Тан Жуисонг внешне совсем не походил на духовного мастера, каким его представлял темный заклинатель. Он был достаточно молод, не носил оранжевый короткий просторный халат-кимоно с широким воротником и широкими рукавами, как мастера боевых искусств и развития тела, а одевался в два слоя хайцин (верхний желтого цвета), и поверх него красную кашью, как мастера изящных искусств и монахи высших рангов, включая настоятеля Ши Юнсина.
Учитель Тан повел Вэй Ина в уединенную беседку, куда им принесли чай.

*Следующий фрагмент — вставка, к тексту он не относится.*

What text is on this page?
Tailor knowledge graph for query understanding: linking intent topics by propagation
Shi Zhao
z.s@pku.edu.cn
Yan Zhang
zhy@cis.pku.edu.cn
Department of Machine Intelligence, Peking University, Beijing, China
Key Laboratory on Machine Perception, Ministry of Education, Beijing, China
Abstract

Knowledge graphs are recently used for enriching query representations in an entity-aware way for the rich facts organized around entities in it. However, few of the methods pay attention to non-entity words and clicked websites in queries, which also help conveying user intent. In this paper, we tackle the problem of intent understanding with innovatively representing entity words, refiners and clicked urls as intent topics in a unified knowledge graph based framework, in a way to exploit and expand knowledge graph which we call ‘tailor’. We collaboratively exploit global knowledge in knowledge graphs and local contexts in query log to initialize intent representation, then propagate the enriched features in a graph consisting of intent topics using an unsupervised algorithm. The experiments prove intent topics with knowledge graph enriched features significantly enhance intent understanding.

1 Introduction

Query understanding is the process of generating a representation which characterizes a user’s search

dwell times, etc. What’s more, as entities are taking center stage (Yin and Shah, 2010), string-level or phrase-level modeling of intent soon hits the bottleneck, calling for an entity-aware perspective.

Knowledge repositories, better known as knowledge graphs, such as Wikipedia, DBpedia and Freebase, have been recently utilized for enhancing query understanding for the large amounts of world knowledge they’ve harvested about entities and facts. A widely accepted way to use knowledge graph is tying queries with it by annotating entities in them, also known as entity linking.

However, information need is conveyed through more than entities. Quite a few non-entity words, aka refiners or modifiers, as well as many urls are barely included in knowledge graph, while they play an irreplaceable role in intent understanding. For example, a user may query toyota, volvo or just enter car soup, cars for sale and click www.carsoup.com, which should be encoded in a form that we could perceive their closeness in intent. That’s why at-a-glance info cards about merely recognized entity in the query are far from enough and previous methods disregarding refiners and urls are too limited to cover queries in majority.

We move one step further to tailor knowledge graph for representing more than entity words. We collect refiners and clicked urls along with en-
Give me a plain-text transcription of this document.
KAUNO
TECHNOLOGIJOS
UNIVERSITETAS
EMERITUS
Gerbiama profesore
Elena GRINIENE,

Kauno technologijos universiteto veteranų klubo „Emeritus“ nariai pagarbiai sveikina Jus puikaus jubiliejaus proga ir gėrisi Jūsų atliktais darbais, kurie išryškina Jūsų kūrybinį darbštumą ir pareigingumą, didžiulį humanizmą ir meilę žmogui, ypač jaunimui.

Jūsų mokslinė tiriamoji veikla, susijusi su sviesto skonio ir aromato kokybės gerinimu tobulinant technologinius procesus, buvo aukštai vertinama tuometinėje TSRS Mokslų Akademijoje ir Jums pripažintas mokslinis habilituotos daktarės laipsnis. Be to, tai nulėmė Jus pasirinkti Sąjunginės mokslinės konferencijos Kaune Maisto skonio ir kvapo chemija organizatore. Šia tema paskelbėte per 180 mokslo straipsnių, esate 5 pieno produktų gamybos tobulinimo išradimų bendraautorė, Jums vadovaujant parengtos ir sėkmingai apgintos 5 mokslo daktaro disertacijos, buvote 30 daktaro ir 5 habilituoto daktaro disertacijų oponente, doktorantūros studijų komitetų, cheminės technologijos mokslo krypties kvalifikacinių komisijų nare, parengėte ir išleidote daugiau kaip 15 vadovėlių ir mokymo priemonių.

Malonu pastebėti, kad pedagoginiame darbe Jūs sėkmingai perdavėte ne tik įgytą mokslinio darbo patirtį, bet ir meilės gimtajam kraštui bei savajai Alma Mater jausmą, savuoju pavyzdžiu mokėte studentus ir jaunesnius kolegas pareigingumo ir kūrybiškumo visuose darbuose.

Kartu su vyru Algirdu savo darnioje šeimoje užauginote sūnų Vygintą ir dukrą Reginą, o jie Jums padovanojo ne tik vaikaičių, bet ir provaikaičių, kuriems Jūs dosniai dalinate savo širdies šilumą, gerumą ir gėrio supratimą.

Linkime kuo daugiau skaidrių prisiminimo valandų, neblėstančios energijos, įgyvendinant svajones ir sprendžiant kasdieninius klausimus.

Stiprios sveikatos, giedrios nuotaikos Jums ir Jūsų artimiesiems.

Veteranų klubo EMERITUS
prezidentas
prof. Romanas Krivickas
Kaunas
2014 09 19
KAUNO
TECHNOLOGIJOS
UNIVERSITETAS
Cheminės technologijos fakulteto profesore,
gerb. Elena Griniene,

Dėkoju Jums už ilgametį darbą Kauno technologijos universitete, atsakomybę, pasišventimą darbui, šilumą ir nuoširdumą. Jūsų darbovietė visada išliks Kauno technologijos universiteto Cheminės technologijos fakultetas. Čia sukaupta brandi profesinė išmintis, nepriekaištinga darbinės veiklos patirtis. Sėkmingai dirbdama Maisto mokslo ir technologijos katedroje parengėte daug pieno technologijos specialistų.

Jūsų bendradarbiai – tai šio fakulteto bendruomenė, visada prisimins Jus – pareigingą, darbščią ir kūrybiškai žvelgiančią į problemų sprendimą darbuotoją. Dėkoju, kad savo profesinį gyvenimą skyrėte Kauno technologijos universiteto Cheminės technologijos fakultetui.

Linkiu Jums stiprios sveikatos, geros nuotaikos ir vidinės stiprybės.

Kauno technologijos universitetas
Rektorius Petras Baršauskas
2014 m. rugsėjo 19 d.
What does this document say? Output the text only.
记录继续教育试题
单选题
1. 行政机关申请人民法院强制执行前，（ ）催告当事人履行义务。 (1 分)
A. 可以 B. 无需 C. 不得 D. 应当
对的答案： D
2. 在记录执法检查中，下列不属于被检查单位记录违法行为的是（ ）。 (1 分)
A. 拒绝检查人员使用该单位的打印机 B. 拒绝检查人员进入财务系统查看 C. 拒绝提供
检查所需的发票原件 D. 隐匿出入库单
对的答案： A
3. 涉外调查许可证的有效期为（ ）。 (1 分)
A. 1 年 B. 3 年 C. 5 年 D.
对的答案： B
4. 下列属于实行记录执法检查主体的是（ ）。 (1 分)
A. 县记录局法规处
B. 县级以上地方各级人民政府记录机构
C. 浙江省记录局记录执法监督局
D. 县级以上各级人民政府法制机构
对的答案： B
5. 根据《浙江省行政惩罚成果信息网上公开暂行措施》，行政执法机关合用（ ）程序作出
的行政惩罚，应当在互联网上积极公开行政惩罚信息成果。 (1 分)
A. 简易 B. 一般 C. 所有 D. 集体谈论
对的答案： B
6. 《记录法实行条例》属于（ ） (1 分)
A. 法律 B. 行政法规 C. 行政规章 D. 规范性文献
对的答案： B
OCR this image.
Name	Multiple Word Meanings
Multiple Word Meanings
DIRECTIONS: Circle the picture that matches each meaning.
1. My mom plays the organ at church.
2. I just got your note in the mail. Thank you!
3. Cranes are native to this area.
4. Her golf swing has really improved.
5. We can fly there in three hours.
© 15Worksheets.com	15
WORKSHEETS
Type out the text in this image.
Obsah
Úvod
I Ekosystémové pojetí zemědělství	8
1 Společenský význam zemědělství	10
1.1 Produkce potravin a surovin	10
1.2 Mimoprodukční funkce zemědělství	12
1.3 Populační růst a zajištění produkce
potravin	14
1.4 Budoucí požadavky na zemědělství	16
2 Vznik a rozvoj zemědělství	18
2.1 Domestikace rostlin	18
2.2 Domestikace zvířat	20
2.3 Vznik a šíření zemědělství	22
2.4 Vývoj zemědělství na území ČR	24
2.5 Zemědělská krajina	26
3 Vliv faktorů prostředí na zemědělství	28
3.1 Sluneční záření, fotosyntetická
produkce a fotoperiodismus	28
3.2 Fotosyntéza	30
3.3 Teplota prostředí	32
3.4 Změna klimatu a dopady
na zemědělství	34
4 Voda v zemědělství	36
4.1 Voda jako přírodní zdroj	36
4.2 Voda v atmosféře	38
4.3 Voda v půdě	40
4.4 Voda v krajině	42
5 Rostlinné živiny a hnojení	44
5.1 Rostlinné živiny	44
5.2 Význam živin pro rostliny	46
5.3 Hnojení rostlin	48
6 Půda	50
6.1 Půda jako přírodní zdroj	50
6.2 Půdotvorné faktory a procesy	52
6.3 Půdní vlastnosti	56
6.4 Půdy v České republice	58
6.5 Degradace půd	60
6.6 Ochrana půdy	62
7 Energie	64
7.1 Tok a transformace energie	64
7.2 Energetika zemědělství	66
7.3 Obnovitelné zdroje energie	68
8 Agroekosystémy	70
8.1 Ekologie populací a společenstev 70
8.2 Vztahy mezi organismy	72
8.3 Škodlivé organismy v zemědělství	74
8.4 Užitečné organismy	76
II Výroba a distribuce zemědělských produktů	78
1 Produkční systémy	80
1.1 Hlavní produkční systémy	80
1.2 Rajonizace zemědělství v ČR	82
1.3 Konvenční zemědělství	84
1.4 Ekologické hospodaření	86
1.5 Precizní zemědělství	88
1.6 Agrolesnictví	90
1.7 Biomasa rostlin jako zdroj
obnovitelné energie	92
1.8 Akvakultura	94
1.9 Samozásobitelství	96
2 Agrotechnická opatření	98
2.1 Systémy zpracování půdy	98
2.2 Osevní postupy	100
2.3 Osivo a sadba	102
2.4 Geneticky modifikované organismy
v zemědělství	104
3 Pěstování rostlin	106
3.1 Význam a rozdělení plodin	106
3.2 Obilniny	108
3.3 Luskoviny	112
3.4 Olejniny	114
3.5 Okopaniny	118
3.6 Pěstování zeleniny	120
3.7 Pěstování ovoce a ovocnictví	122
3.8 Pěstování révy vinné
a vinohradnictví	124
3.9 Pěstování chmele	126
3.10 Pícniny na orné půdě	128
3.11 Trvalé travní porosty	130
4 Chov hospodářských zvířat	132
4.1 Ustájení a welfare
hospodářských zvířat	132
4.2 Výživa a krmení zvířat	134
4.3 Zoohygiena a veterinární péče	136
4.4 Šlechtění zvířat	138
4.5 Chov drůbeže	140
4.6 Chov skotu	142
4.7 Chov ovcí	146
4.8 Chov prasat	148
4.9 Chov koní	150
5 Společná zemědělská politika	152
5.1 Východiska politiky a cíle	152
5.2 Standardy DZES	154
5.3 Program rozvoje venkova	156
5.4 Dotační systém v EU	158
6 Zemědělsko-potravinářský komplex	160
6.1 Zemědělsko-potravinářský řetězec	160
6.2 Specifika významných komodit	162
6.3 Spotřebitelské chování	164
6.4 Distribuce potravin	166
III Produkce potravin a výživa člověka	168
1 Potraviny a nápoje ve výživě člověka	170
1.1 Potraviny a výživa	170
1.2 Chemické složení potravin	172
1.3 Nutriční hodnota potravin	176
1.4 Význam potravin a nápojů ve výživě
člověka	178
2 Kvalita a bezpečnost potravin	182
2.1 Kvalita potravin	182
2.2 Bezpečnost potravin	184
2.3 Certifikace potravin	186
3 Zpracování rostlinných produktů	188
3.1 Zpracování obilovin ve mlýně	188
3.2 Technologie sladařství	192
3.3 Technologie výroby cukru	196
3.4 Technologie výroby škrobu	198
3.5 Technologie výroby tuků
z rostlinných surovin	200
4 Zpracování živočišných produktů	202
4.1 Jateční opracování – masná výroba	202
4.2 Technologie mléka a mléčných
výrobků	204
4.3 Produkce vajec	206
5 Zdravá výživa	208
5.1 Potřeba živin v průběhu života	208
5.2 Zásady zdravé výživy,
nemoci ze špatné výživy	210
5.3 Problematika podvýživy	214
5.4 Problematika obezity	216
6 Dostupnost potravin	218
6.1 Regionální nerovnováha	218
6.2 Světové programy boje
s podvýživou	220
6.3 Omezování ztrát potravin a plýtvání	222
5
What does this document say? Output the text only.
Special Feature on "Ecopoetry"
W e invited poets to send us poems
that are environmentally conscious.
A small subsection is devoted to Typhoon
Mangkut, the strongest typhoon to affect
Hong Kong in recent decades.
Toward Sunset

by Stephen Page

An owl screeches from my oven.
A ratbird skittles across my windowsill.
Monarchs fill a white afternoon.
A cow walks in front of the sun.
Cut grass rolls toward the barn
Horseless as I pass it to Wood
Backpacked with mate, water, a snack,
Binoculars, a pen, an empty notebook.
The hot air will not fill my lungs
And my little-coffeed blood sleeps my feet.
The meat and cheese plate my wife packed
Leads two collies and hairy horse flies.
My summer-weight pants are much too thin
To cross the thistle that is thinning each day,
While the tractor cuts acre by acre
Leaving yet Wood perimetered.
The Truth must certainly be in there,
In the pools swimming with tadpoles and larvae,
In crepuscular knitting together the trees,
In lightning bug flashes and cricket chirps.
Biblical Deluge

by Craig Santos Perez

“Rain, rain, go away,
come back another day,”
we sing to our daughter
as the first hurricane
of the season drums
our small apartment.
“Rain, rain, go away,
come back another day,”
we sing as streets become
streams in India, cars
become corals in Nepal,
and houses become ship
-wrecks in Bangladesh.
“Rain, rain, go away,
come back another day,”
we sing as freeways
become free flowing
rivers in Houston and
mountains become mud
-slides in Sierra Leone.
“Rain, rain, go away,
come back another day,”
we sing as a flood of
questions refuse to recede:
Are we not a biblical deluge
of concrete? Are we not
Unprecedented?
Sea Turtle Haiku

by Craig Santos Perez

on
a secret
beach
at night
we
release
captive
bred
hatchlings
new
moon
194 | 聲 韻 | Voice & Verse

— На наших занятиях я не буду тебя ничему учить. Это будут беседы о прожитых тобой годах, о том, что с тобой происходило. Я чувствую в тебе бунтарский дух и множество душевных ран. Для достижения духовной гармонии тебе стоит разобраться в самом себе и своей жизни, найти Свет Истины, отринув заблуждения.
— И с чего мы начнем?
— Вот с чего, — и Тан Жуисонг передал заклинателю небольшую занятную картину, на которой были изображены три старца, стоящих около огромного чана. — Этот сюжет называется «Старцы, пробующие уксус». Он символизирует «три учения» — конфуцианство, буддизм и даосизм, изображает их основателей. Как ты думаешь, почему у них у всех разное выражение лица: у Конфуция — кислое, у Будды — горькое, а у Лао Цзы — сладкое?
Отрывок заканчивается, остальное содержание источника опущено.